A MODERN TARTUFE
At the same hour that the elegant carriage of Zibeline was conducting her to the Hotel de Montgeron, M. Desvanneaux descended from a modest fiacre at the gate of the hotel occupied by Eugenie Gontier.
The first impulse of the actress—who was engaged in studying a new role in her library—was not to receive her importunate visitor; but a sudden idea changed her determination, and she gave the order to admit him.
“This is the first time that I have had the high favor of being admitted to this sanctuary,” said the churchwarden, kissing with ardor the hand that the actress extended to him.
“Don’t let us have so great a display of pious manifestations,” she said, withdrawing her hand from this act of humility, which was rather too prolonged. “Sit down and be sensible,” she added.
“Can one be sensible when he finds himself at your feet, dear Mademoiselle? At the feet of the idol who is so appropriately enthroned among so many artistic objects!” replied the honey-tongued Prudhomme, adjusting his eyeglasses. “The bust of General de Prerolles, no doubt?” he added, inquiringly, scrutinizing a marble statuette placed on the high mantelpiece.
“You are wrong, Monsieur Desvanneaux; it is that of Moliere!”

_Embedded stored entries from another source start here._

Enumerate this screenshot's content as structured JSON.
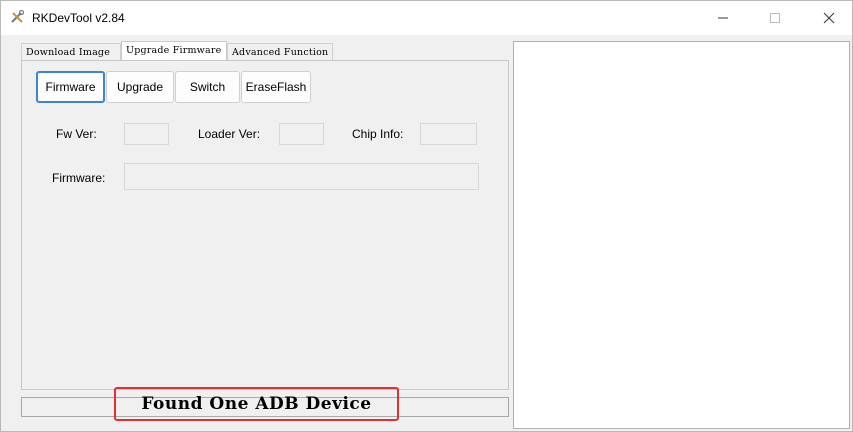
{
  "window": {
    "title": "RKDevTool v2.84",
    "app_icon": "tools-icon",
    "controls": {
      "minimize_icon": "minimize-icon",
      "maximize_icon": "maximize-icon",
      "close_icon": "close-icon"
    }
  },
  "tabs": [
    {
      "label": "Download Image"
    },
    {
      "label": "Upgrade Firmware",
      "selected": true
    },
    {
      "label": "Advanced Function"
    }
  ],
  "buttons": {
    "firmware": "Firmware",
    "upgrade": "Upgrade",
    "switch": "Switch",
    "erase_flash": "EraseFlash"
  },
  "info": {
    "fw_ver_label": "Fw Ver:",
    "fw_ver_value": "",
    "loader_ver_label": "Loader Ver:",
    "loader_ver_value": "",
    "chip_info_label": "Chip Info:",
    "chip_info_value": "",
    "firmware_label": "Firmware:",
    "firmware_value": ""
  },
  "status": {
    "message": "Found One ADB Device",
    "highlight_color": "#e03030"
  },
  "log": {
    "content": ""
  }
}
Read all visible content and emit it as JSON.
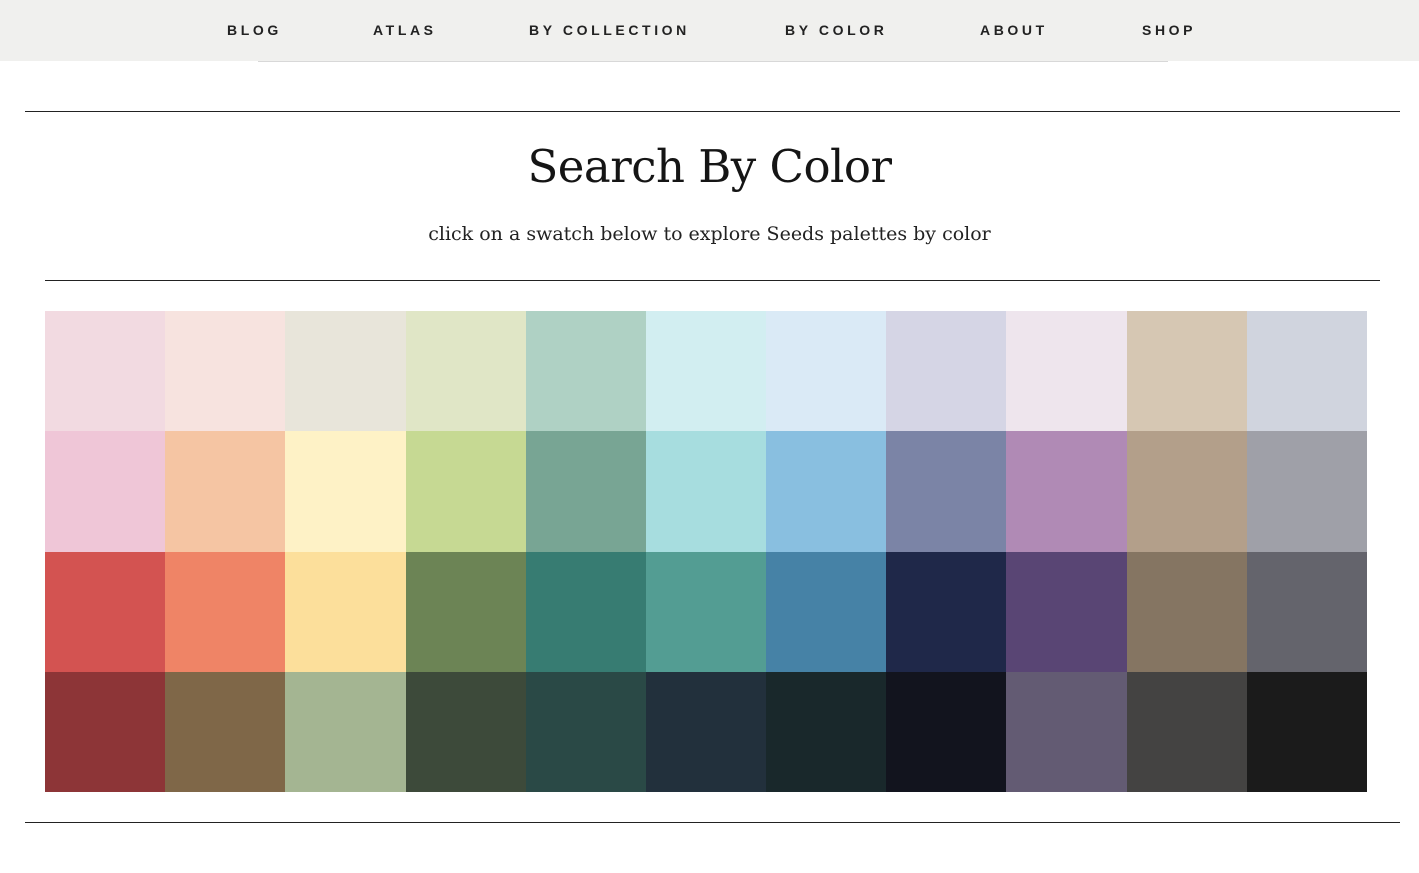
{
  "nav": {
    "items": [
      {
        "label": "BLOG"
      },
      {
        "label": "ATLAS"
      },
      {
        "label": "BY COLLECTION"
      },
      {
        "label": "BY COLOR"
      },
      {
        "label": "ABOUT"
      },
      {
        "label": "SHOP"
      }
    ]
  },
  "header": {
    "title": "Search By Color",
    "subtitle": "click on a swatch below to explore Seeds palettes by color"
  },
  "swatches": {
    "rows": [
      [
        "#f2dae1",
        "#f7e3df",
        "#e8e5da",
        "#e0e6c6",
        "#afd1c4",
        "#d2eef1",
        "#daeaf6",
        "#d5d5e5",
        "#eee5ed",
        "#d6c7b3",
        "#d0d4de"
      ],
      [
        "#efc6d7",
        "#f5c5a3",
        "#fef2c6",
        "#c6d993",
        "#78a594",
        "#a7dddf",
        "#89bfe0",
        "#7b84a6",
        "#b08ab5",
        "#b39f8a",
        "#9fa0a8"
      ],
      [
        "#d35351",
        "#ef8466",
        "#fcdf9b",
        "#6c8455",
        "#377c72",
        "#539d93",
        "#4682a6",
        "#1f2849",
        "#594574",
        "#857562",
        "#64646c"
      ],
      [
        "#8d3537",
        "#7f6748",
        "#a4b592",
        "#3d4a3a",
        "#2a4946",
        "#22303c",
        "#19282b",
        "#12141e",
        "#635b73",
        "#444342",
        "#1b1b1b"
      ]
    ]
  }
}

“I beg your pardon!—I am standing so far below it! I, too, have on my bureau a bust of our great Poquelin, but Madame Desvanneaux thinks that this author’s style is somewhat too pornographic, and has ordered me to replace his profane image by the more edifying one of our charitable patron, Saint Vincent de Paul.”
“Is it to tell me of your family jars that you honor me with this visit?” said Eugenie.
“No, indeed! It was rather to escape from them, dear Mademoiselle! But alas! my visit has also another object: to release you from the promise you were so kind as to make me regarding the matter of our kermess; a project now unfortunately rendered futile by that Zibeline!”
“Otherwise called ‘Mademoiselle de Vermont.’”
“I prefer to call her Zibeline—that name is better suited to a courtesan.”
“You are very severe toward her!”
“I can not endure hypocrites!” naively replied the worthy man.
“She appeared to me to be very beautiful, however,” continued Eugenie Gontier, in order to keep up the conversation on the woman who she felt instinctively was her rival.
“Beautiful! Not so beautiful as you,” rejoined M. Desvanneaux, gallantly. “She is a very ambitious person, who throws her money at our heads, the better to humiliate us.”
“But, since it is all in the interest of the Orphan Asylum—”
“Say, rather, in her own interest, to put herself on a pedestal because of her generosity! Oh, she has succeeded at the first stroke! Already, at the Hotel de Montgeron they swear by her; and if this sort of thing goes on, I shall very soon be regarded only as a pariah!”